Back in 2020, federal officials announced plans to operate 1,500 electric buses under the World Bank-funded Bus Rapid Transit (BRT) system in the capital. Bereket argues the initiative is misguided.
“As part of my work, I study green mobility all around the world,” he said. “No developing country can afford electric buses. Even the technology behind electric buses has not matured yet. How are people going to move around until the technology matures and Ethiopia is able to afford it?”
Bereket makes a good point.
High-end electric buses from manufacturers in Germany or France would cost well over half a million USD apiece, with some models selling for as much as USD 750,000. More affordable electric buses manufactured in China have starting prices of USD 350,000. Compare that to around USD 30,000 for a brand-new diesel-powered bus of similar size.
Bereket also argues that Addis Ababa does not have the power infrastructure to sustain a large electric bus fleet.
“It would take more electrical energy than is currently consumed in Addis Ababa to charge a few hundred electric buses,” he said.
The concerns from experts are mirrored by investors.
Yasuhirohiro Yoshizawa is a co-founder and director of Inclusion Japan, a venture capital and private equity firm based in Tokyo. He is the major shareholder in Dodai Manufacturing, investing close to USD 1.5 million in the venture. It is in addition to another USD half a million he invested into a similar venture in Djibouti, before it failed.
Yoshizawa also has interests in other Addis Ababa-based businesses such as GoodayOn, Addis Softwares, and Gebeya Inc. He says the market potential encouraged him to diversify and deepen his investments in the country.
However, the e-bike ban from the Addis Ababa Transport Bureau has taken the shine off some of the investments.

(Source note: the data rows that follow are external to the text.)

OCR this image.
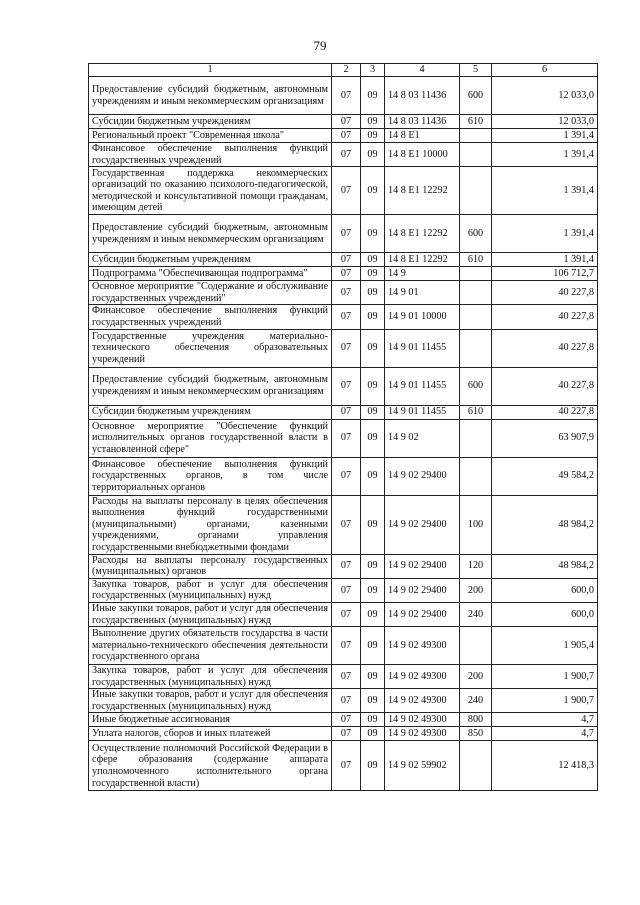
79
1	2	3	4	5	6
Предоставление субсидий бюджетным, автономным учреждениям и иным некоммерческим организациям	07	09	14 8 03 11436	600	12 033,0
Субсидии бюджетным учреждениям	07	09	14 8 03 11436	610	12 033,0
Региональный проект "Современная школа"	07	09	14 8 E1		1 391,4
Финансовое обеспечение выполнения функций государственных учреждений	07	09	14 8 E1 10000		1 391,4
Государственная поддержка некоммерческих организаций по оказанию психолого-педагогической, методической и консультативной помощи гражданам, имеющим детей	07	09	14 8 E1 12292		1 391,4
Предоставление субсидий бюджетным, автономным учреждениям и иным некоммерческим организациям	07	09	14 8 E1 12292	600	1 391,4
Субсидии бюджетным учреждениям	07	09	14 8 E1 12292	610	1 391,4
Подпрограмма "Обеспечивающая подпрограмма"	07	09	14 9		106 712,7
Основное мероприятие "Содержание и обслуживание государственных учреждений"	07	09	14 9 01		40 227,8
Финансовое обеспечение выполнения функций государственных учреждений	07	09	14 9 01 10000		40 227,8
Государственные учреждения материально-технического обеспечения образовательных учреждений	07	09	14 9 01 11455		40 227,8
Предоставление субсидий бюджетным, автономным учреждениям и иным некоммерческим организациям	07	09	14 9 01 11455	600	40 227,8
Субсидии бюджетным учреждениям	07	09	14 9 01 11455	610	40 227,8
Основное мероприятие "Обеспечение функций исполнительных органов государственной власти в установленной сфере"	07	09	14 9 02		63 907,9
Финансовое обеспечение выполнения функций государственных органов, в том числе территориальных органов	07	09	14 9 02 29400		49 584,2
Расходы на выплаты персоналу в целях обеспечения выполнения функций государственными (муниципальными) органами, казенными учреждениями, органами управления государственными внебюджетными фондами	07	09	14 9 02 29400	100	48 984,2
Расходы на выплаты персоналу государственных (муниципальных) органов	07	09	14 9 02 29400	120	48 984,2
Закупка товаров, работ и услуг для обеспечения государственных (муниципальных) нужд	07	09	14 9 02 29400	200	600,0
Иные закупки товаров, работ и услуг для обеспечения государственных (муниципальных) нужд	07	09	14 9 02 29400	240	600,0
Выполнение других обязательств государства в части материально-технического обеспечения деятельности государственного органа	07	09	14 9 02 49300		1 905,4
Закупка товаров, работ и услуг для обеспечения государственных (муниципальных) нужд	07	09	14 9 02 49300	200	1 900,7
Иные закупки товаров, работ и услуг для обеспечения государственных (муниципальных) нужд	07	09	14 9 02 49300	240	1 900,7
Иные бюджетные ассигнования	07	09	14 9 02 49300	800	4,7
Уплата налогов, сборов и иных платежей	07	09	14 9 02 49300	850	4,7
Осуществление полномочий Российской Федерации в сфере образования (содержание аппарата уполномоченного исполнительного органа государственной власти)	07	09	14 9 02 59902		12 418,3
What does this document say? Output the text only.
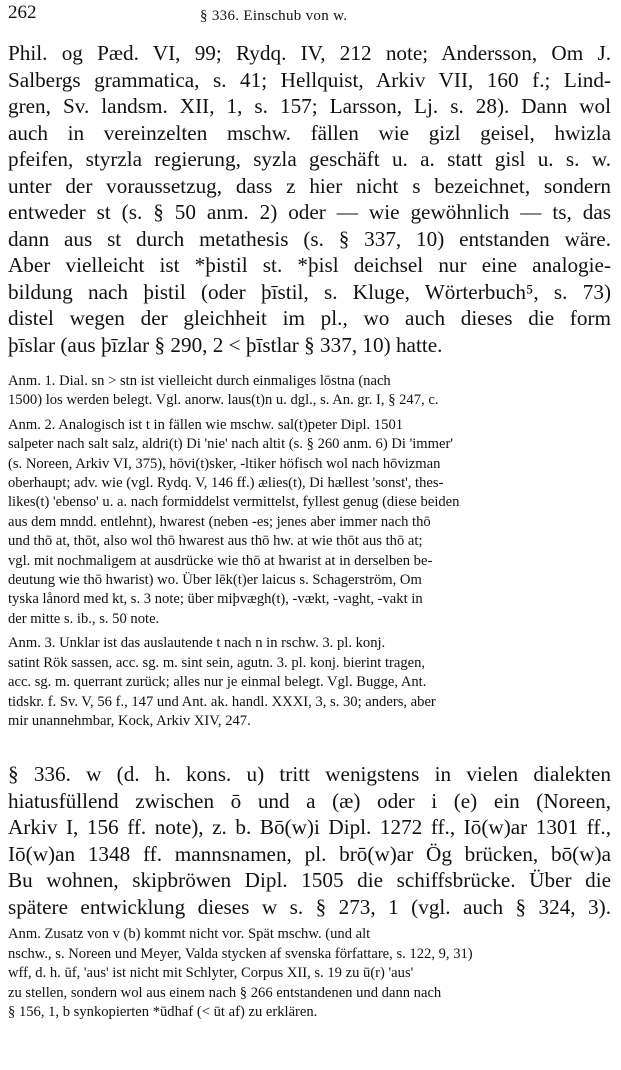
262	§ 336. Einschub von w.
Phil. og Pæd. VI, 99; Rydq. IV, 212 note; Andersson, Om J.
Salbergs grammatica, s. 41; Hellquist, Arkiv VII, 160 f.; Lind-
gren, Sv. landsm. XII, 1, s. 157; Larsson, Lj. s. 28). Dann wol
auch in vereinzelten mschw. fällen wie gizl geisel, hwizla
pfeifen, styrzla regierung, syzla geschäft u. a. statt gisl u. s. w.
unter der voraussetzug, dass z hier nicht s bezeichnet, sondern
entweder st (s. § 50 anm. 2) oder — wie gewöhnlich — ts, das
dann aus st durch metathesis (s. § 337, 10) entstanden wäre.
Aber vielleicht ist *þistil st. *þisl deichsel nur eine analogie-
bildung nach þistil (oder þīstil, s. Kluge, Wörterbuch⁵, s. 73)
distel wegen der gleichheit im pl., wo auch dieses die form
þīslar (aus þīzlar § 290, 2 < þīstlar § 337, 10) hatte.
Anm. 1. Dial. sn > stn ist vielleicht durch einmaliges lōstna (nach
1500) los werden belegt. Vgl. anorw. laus(t)n u. dgl., s. An. gr. I, § 247, c.
Anm. 2. Analogisch ist t in fällen wie mschw. sal(t)peter Dipl. 1501
salpeter nach salt salz, aldri(t) Di 'nie' nach altit (s. § 260 anm. 6) Di 'immer'
(s. Noreen, Arkiv VI, 375), hōvi(t)sker, -ltiker höfisch wol nach hōvizman
oberhaupt; adv. wie (vgl. Rydq. V, 146 ff.) ælies(t), Di hællest 'sonst', thes-
likes(t) 'ebenso' u. a. nach formiddelst vermittelst, fyllest genug (diese beiden
aus dem mndd. entlehnt), hwarest (neben -es; jenes aber immer nach thō
und thō at, thōt, also wol thō hwarest aus thō hw. at wie thōt aus thō at;
vgl. mit nochmaligem at ausdrücke wie thō at hwarist at in derselben be-
deutung wie thō hwarist) wo. Über lēk(t)er laicus s. Schagerström, Om
tyska lånord med kt, s. 3 note; über miþvægh(t), -vækt, -vaght, -vakt in
der mitte s. ib., s. 50 note.
Anm. 3. Unklar ist das auslautende t nach n in rschw. 3. pl. konj.
satint Rök sassen, acc. sg. m. sint sein, agutn. 3. pl. konj. bierint tragen,
acc. sg. m. querrant zurück; alles nur je einmal belegt. Vgl. Bugge, Ant.
tidskr. f. Sv. V, 56 f., 147 und Ant. ak. handl. XXXI, 3, s. 30; anders, aber
mir unannehmbar, Kock, Arkiv XIV, 247.
§ 336. w (d. h. kons. u) tritt wenigstens in vielen dialekten
hiatusfüllend zwischen ō und a (æ) oder i (e) ein (Noreen,
Arkiv I, 156 ff. note), z. b. Bō(w)i Dipl. 1272 ff., Iō(w)ar 1301 ff.,
Iō(w)an 1348 ff. mannsnamen, pl. brō(w)ar Ög brücken, bō(w)a
Bu wohnen, skipbröwen Dipl. 1505 die schiffsbrücke. Über die
spätere entwicklung dieses w s. § 273, 1 (vgl. auch § 324, 3).
Anm. Zusatz von v (b) kommt nicht vor. Spät mschw. (und alt
nschw., s. Noreen und Meyer, Valda stycken af svenska författare, s. 122, 9, 31)
wff, d. h. ūf, 'aus' ist nicht mit Schlyter, Corpus XII, s. 19 zu ū(r) 'aus'
zu stellen, sondern wol aus einem nach § 266 entstandenen und dann nach
§ 156, 1, b synkopierten *ūdhaf (< ūt af) zu erklären.
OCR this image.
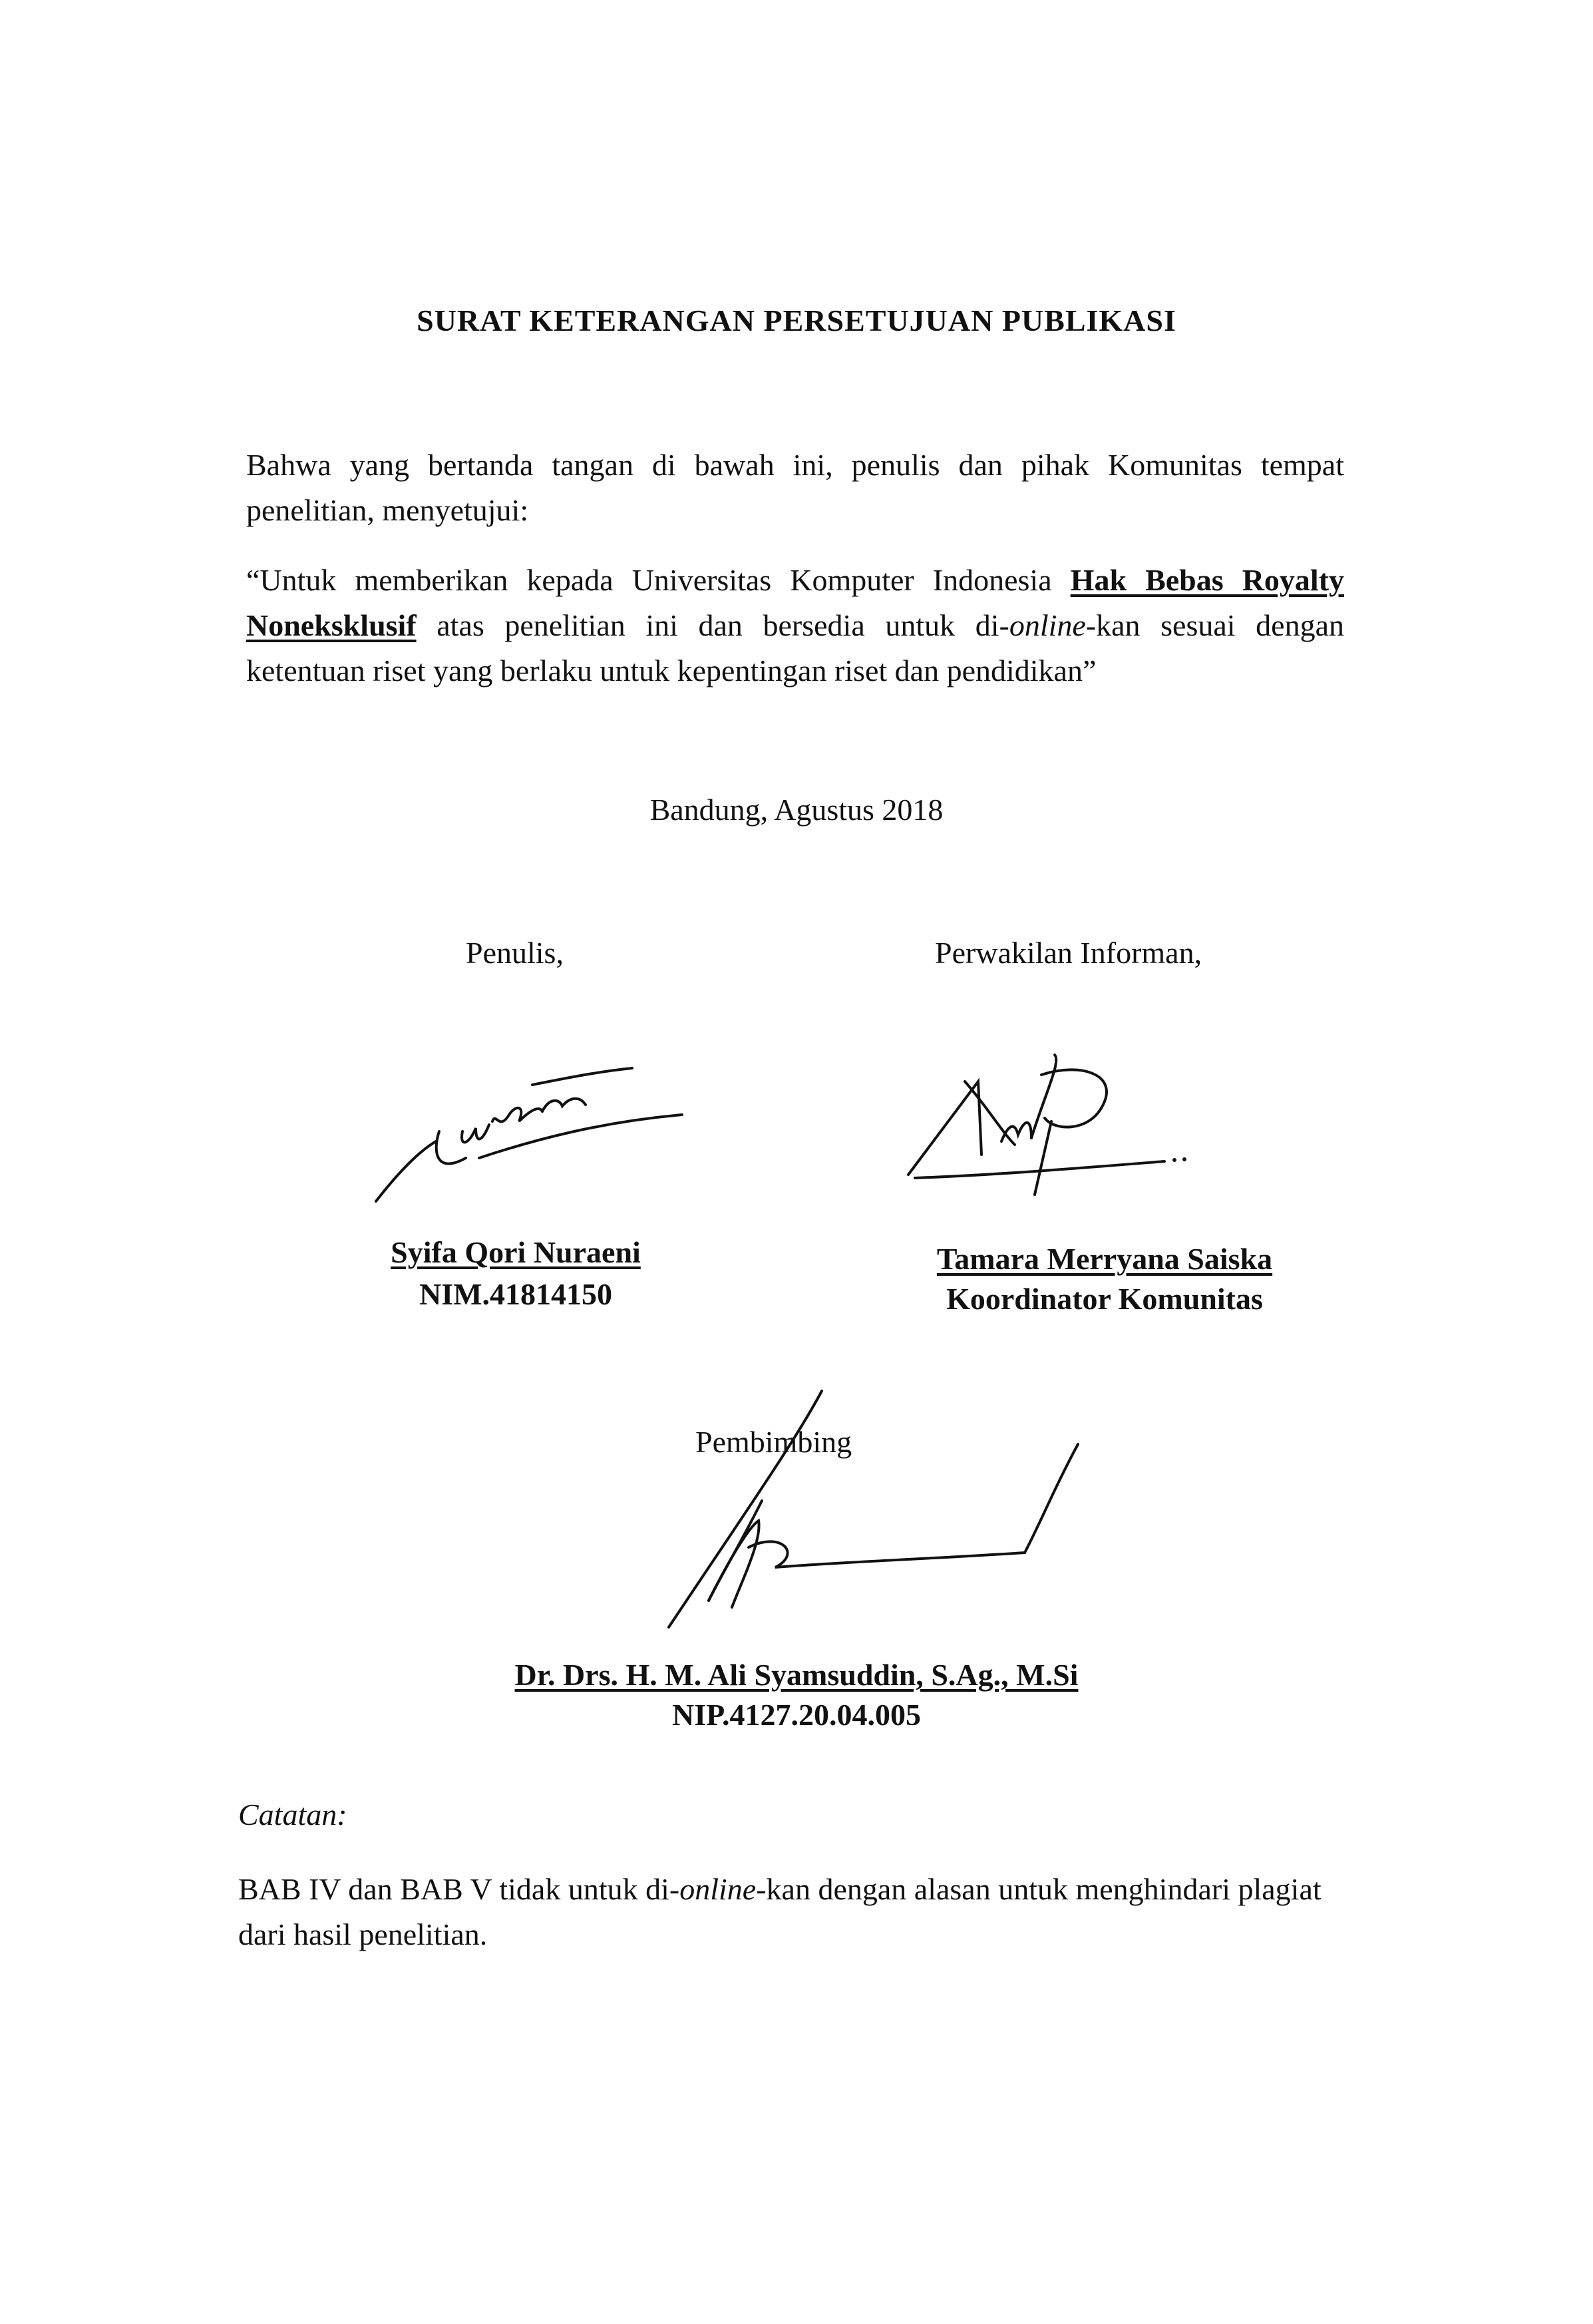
SURAT KETERANGAN PERSETUJUAN PUBLIKASI
Bahwa yang bertanda tangan di bawah ini, penulis dan pihak Komunitas tempat penelitian, menyetujui:
“Untuk memberikan kepada Universitas Komputer Indonesia Hak Bebas Royalty Noneksklusif atas penelitian ini dan bersedia untuk di-online-kan sesuai dengan ketentuan riset yang berlaku untuk kepentingan riset dan pendidikan”
Bandung, Agustus 2018
Penulis,	Perwakilan Informan,
Syifa Qori Nuraeni
NIM.41814150
Tamara Merryana Saiska
Koordinator Komunitas
Pembimbing
Dr. Drs. H. M. Ali Syamsuddin, S.Ag., M.Si
NIP.4127.20.04.005
Catatan:
BAB IV dan BAB V tidak untuk di-online-kan dengan alasan untuk menghindari plagiat dari hasil penelitian.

“To give you my honest opinion, we were very discouraged by the ban,” Yoshizawa told The Reporter. “We know a lot of other investors in Japan, and we were telling them to come here and invest, but then the ban came.”
He told The Reporter that in recent months, he and his colleague Sasaki had invited several investors to Ethiopia. The responses were positive, and the investors pledged USD 10 million, according to Yoshizawa.
The ban on e-bikes, however, has scared these investors away and curbed Dodai’s potential for growth, he disclosed.
The investor reluctance comes as the country continues to struggle with the chronic foreign currency shortages straining not only nascent industries, but veterans as well. The forex shortages have forced Moha Soft Drinks Plc (bottler of Pepsi products under MIDROC Ethiopia) to the verge of shutdown after nearly three decades of operation.
Heads of the Addis Ababa Transport Bureau did not respond to queries from The Reporter about the e-bike dilemma or the questions raised about electric buses.
Kejela Mekonnen, director of non-motorized transport expansion at the Bureau, however, was willing to provide an overview of his office’s ambitious 10-year green transport strategy.
The strategy focuses on developing pedestrian walkways and bicycle lanes in the capital, with officials targeting 200 kilometers of bike lanes within the decade. Three years in, less than 25 kilometers have been built with funding from the City Administration. US-based finance and media giant Bloomberg has pledged funding for an additional 18 kilometers.
Efforts to build and expand pedestrian walkways have also stalled, and plans to procure 10,000 bicycles for an envisioned city-wide bike rental service have made little progress.
Meanwhile, investors in Dodai and other e-bike assemblers expect officials to offer a solution that would encourage them to continue and recoup their investments, and commuters like Brook have to find another way to cope with Addis Ababa’s daily transportation ordeal.